During the high season in December, the N2 was called the “black crocodile” because it ate so many people. The local airport became Heathrow over Christmas and farmers rented out fields to aircraft owners for parking. Society hostesses were at full gallop with their rounds of parties … and then suddenly, in the midst of a flow of unprintable gossip, Martin appeared from nowhere and called out:

“Enrico, that fantastic French-café music, please.”

And suddenly Paolo Conte was amongst us on that deck with his bistro sounds and everyone, including the waiters, was jiving away joyously. Down at the shoreline, children danced with the waves and the light of the setting sun shot through the tankards of ale and suddenly we were all talking about onions.

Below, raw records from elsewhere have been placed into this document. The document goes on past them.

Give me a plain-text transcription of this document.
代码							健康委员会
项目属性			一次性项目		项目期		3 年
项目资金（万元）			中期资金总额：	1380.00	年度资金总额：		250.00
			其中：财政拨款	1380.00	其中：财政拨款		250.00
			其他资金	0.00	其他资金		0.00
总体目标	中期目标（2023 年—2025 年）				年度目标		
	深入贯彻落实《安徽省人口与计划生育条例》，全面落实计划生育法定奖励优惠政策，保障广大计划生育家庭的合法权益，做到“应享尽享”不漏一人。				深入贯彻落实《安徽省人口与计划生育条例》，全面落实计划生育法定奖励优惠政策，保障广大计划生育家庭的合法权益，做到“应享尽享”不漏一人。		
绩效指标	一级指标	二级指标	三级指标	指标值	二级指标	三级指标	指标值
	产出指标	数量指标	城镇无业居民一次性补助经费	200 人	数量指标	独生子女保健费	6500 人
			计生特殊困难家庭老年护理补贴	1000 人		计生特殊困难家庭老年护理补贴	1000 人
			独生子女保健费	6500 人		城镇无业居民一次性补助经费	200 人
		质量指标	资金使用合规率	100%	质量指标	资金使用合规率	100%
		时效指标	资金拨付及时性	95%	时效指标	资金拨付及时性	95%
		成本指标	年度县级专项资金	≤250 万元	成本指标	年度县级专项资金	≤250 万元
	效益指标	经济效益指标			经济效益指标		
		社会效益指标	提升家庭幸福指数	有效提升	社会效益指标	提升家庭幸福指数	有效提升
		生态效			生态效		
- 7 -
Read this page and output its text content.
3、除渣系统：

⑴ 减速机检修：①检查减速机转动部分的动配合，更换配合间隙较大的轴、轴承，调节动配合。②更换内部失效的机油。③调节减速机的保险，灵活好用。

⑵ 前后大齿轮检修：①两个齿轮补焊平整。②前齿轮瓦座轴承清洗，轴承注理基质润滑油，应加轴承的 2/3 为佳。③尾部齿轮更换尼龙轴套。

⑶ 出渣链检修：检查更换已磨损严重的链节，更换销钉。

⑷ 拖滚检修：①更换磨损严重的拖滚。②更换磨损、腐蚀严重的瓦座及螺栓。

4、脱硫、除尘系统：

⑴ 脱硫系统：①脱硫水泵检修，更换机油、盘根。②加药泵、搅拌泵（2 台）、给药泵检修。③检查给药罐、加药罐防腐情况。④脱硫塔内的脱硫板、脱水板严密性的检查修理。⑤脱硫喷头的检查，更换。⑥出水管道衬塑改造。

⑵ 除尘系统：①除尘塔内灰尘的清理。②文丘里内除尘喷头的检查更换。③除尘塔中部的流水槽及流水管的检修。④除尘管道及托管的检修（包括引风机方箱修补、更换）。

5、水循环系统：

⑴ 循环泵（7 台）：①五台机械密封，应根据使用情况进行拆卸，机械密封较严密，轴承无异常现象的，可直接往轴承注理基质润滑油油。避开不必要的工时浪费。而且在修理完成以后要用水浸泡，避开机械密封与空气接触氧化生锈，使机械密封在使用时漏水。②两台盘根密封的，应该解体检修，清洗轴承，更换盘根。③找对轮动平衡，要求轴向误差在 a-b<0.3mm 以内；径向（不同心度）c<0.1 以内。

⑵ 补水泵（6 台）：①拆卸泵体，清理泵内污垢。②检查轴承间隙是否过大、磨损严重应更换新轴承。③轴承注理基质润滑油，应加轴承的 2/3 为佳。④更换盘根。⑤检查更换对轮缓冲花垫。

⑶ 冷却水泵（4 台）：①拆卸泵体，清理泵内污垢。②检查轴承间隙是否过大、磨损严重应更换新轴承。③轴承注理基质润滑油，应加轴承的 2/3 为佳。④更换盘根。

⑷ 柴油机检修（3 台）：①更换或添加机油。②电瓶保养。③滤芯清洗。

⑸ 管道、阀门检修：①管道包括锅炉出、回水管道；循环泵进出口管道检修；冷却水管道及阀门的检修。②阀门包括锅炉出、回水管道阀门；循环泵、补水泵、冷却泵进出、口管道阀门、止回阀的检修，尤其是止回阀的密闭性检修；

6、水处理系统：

“Did you know,” said the owl-eyed Julia, “it’s still legal in certain states in the USA for housewives to throw onions at persistent salesmen? Apropos of nothing, of course.”

I remembered Enrico Iacopini, who used to own the wildly successful Roma Pizzeria in my stamping ground of Melville, Jo’burg. He left Melville in 1998 after being shot in the stomach by a robber.

“But it’s not safe here in Plett either,” he said with a wide grin. “Just last week, Martin threw a pumpkin at me.”

Then photographs were taken, drunken-marriage certificates were produced, a wealthy woman’s pearl was temporarily purloined, and Martin embarked on a long tale about one Lady Sophia Gray.

“Who rode around on churchback, designing horses.” Yes, the Rottweiler had set in once again – on a perfect day in Plett …

Chapter 22:
Storms River
Cadillac Jack

Lightning strikes deep into the dry
fynbos
behind the Tsitsikamma mountain ranges, and a fire begins to brood and smoulder in privacy. There is no question of rain, so the flicker becomes a blaze, spreading over the ridges and down into the valleys towards the sea. The rest of the country looks on with mild interest via millions of television screens and the protective distance of headlines.

But for the thousands of farmers, timber workers, homesteaders, shepherds, villagers and N2 commuters in the eastern and southern Cape, it’s all too real. The wall of fire grows two storeys high and is fast and deadly as it marches in a wide, united front along the Garden Route, seeking out resin-rich pine plantations and wattles and stately blue gums that become huge tree-bombs as they explode.

Jules and I leave Plettenberg Bay knowing little of this. We’ve seen the smoke smudges in the distance, but hell, there’s always a little blaze or two around here. They’ll put it out in a day or so and all will be well.